Pubblico un ricordo di Picchio, dopo il post scritto da Davide Steccanella che ricostruiva un po’ il suo percorso.
Queste righe invece tremano di un altro tipo di tensione, son righe tra fratelli e compagni di lotta e carcere,
son righe struggenti che non riesco a non leggere senza sentirle dentro,
come ci fossi stata anche io in quelle celle, a rosicchiare la libertà con le parole e gli occhi.
Scritte da Salvatore Ricciardi, che da poco ha finito di scontare i suoi ergastoli e si è potuto riappropriare totalmente della sua vita, vi consiglio di leggerle… e se non l’avete fatto andate in libreria a prendere Maelstrom,
il suo libro, che racconta lotta e galera, come pochi altri libri hanno saputo fare.
Ciao Picchio,
la terra per te sarà lieve e fresca, come brezza di mare.
Al compagno, all’amico al fratello Carlo Picchiura che ci ha lasciato in questi ultimi giorni di agosto.
Ciao Carlo, aspettiamo un po’; aspettiamo che il chiacchiericcio si plachi, che la cronaca vada oltre, per rivivere con te alcuni momenti dei tanti –non-liberi- passati insieme nelle carceri speciali. Che non succeda, come nel ricordare Prospero quando anche lui ci ha lasciati, che si innalzi uno schiamazzo malsano. Lor signori “democratici” ritengono disdicevole che noi, i sovversivi, i terroristi, i rivoluzionari, si ricordi con amore chi ci ha accompagnato in questa tratto di strada sconnesso e accidentato. Non sopportano che tra noi, “i cattivi” ci si possa scambiare ricordi affettuosi!

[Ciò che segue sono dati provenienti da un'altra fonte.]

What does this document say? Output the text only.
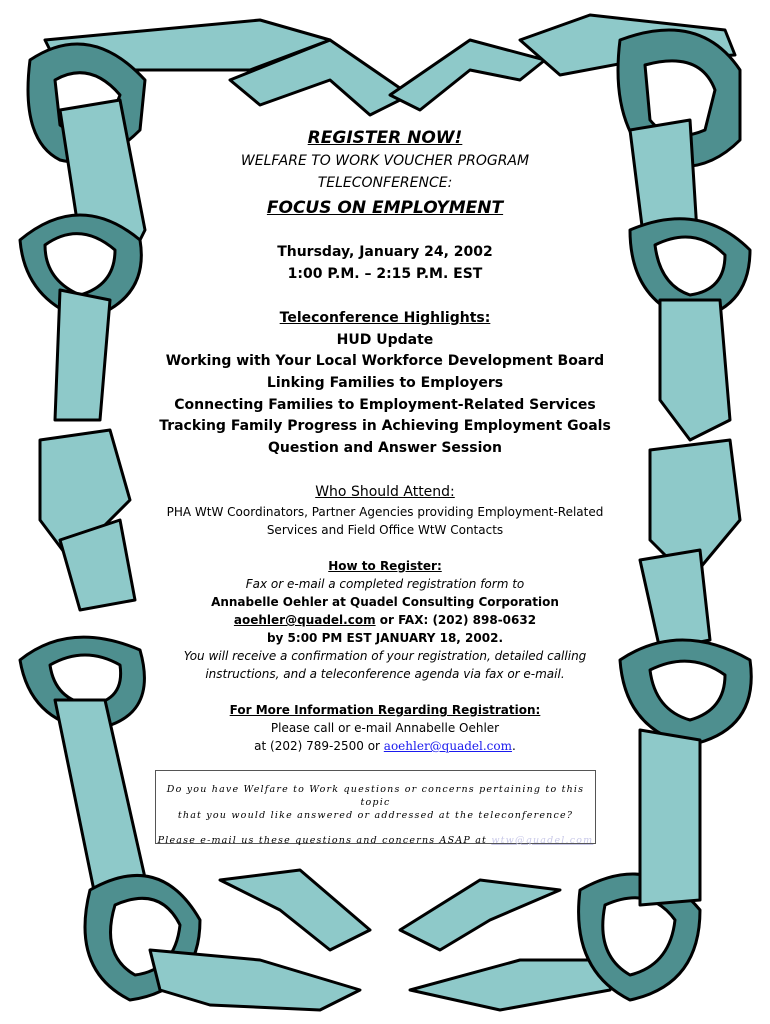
REGISTER NOW!
WELFARE TO WORK VOUCHER PROGRAM
TELECONFERENCE:
FOCUS ON EMPLOYMENT
Thursday, January 24, 2002
1:00 P.M. – 2:15 P.M. EST
Teleconference Highlights:
HUD Update
Working with Your Local Workforce Development Board
Linking Families to Employers
Connecting Families to Employment-Related Services
Tracking Family Progress in Achieving Employment Goals
Question and Answer Session
Who Should Attend:
PHA WtW Coordinators, Partner Agencies providing Employment-Related
Services and Field Office WtW Contacts
How to Register:
Fax or e-mail a completed registration form to
Annabelle Oehler at Quadel Consulting Corporation
aoehler@quadel.com or FAX: (202) 898-0632
by 5:00 PM EST JANUARY 18, 2002.
You will receive a confirmation of your registration, detailed calling
instructions, and a teleconference agenda via fax or e-mail.
For More Information Regarding Registration:
Please call or e-mail Annabelle Oehler
at (202) 789-2500 or aoehler@quadel.com.
Do you have Welfare to Work questions or concerns pertaining to this topic
that you would like answered or addressed at the teleconference?
Please e-mail us these questions and concerns ASAP at wtw@quadel.com
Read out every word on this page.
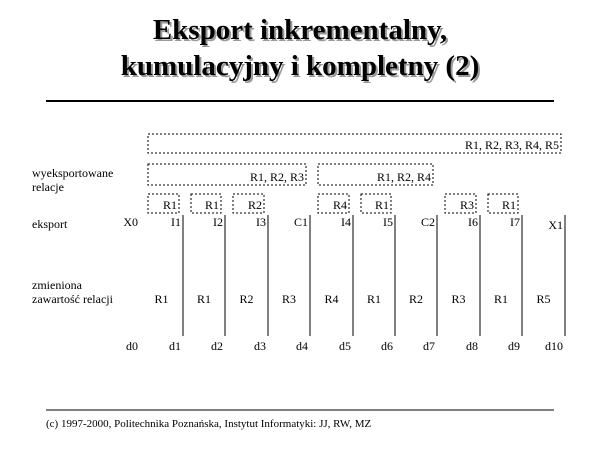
Eksport inkrementalny,
kumulacyjny i kompletny (2)
wyeksportowane
relacje
eksport
zmieniona
zawartość relacji
R1, R2, R3, R4, R5
R1, R2, R3	R1, R2, R4
R1 R1 R2	R4 R1	R3 R1
X0	I1	I2	I3 C1	I4	I5 C2	I6	I7 X1
R1 R1 R2 R3 R4 R1 R2 R3 R1 R5
d0	d1	d2	d3	d4	d5	d6	d7	d8	d9 d10
(c) 1997-2000, Politechnika Poznańska, Instytut Informatyki: JJ, RW, MZ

A te “Picchio” le cronache ti hanno ignorato. Non ti ritenevano un “capo”, un “comandante”, hanno deciso così. D’altronde eri proprio tu a ricordarmi di non rincorrere gli schiamazzi; eri tu quello che nella stessa cella, a Trani e poi –trasferimento punitivo- a Badu’ ‘e Carros, nel momento di massima durezza, o ancora nel super-carcere di Novara, mi dicevi di aspettare che i rumori di fondo si placassero e, con calma, pensare a cosa fare. Questo mi hai insegnato Carlo, ad essere paziente, anche quando tutto intorno c’era agitazione, nervosismo iperattivo, perché – si diceva- se non si interviene subito con una posizione politica chissà cosa penseranno questi o quelli! E tu dicevi, lascia che pensino quello che vogliono, tanto poi la realtà si muove per suoi tragitti, non da retta alle chiacchiere. Eccoci qui ancora a discutere: in questo io ti criticavo di essere un po’ troppo “determinista”. Ma tu la finivi lì la polemica e mi portavi alla finestra dove tra le sbarre si intravvedevano rettangoli di cielo azzurro attraversati dal saettare del volo degli uccelli, sempre tanti a Nuoro. Erano in prevalenza Falconiformi che i sardi chiamavano “poiane”, ma tu mi facevi notare le differenze tra l’uno e l’altro, l’astore, il gheppio, il falco pecchiaiolo, il capovaccaio spiegandomi che per riconoscerli bisognava osservare attentamente le “remiganti”, quelle penne al termine delle ali che ne sono il settore portante. Forse non sono esatto, faccio degli errori nei nomi e nella descrizione del volo dei rapaci, ma, caro “Picchio”, le abbiamo interrotte le lezioni, non le abbiamo potute continuare da quando ci siamo lasciati alle spalle quei luridi tuguri chiamati carceri. Tu sei tornato nel tuo Veneto per poi portarti a Bologna per lavoro, io sono tornato a Roma e le regole impedivano a ciascuno di lasciare il “comune di residenza”. Poi, improvvisa e inaspettata, la malattia. Tu!, tu che eri ritenuto una “roccia”, mai un raffreddore, un’influenza, mai un acciacco, in quei posti luridi. Io, al contrario, col mal di gola frequente e un freddo, il maledetto freddo che non riuscivo a togliermi di dosso. E te ne sei andato, così! E che cazzo!!!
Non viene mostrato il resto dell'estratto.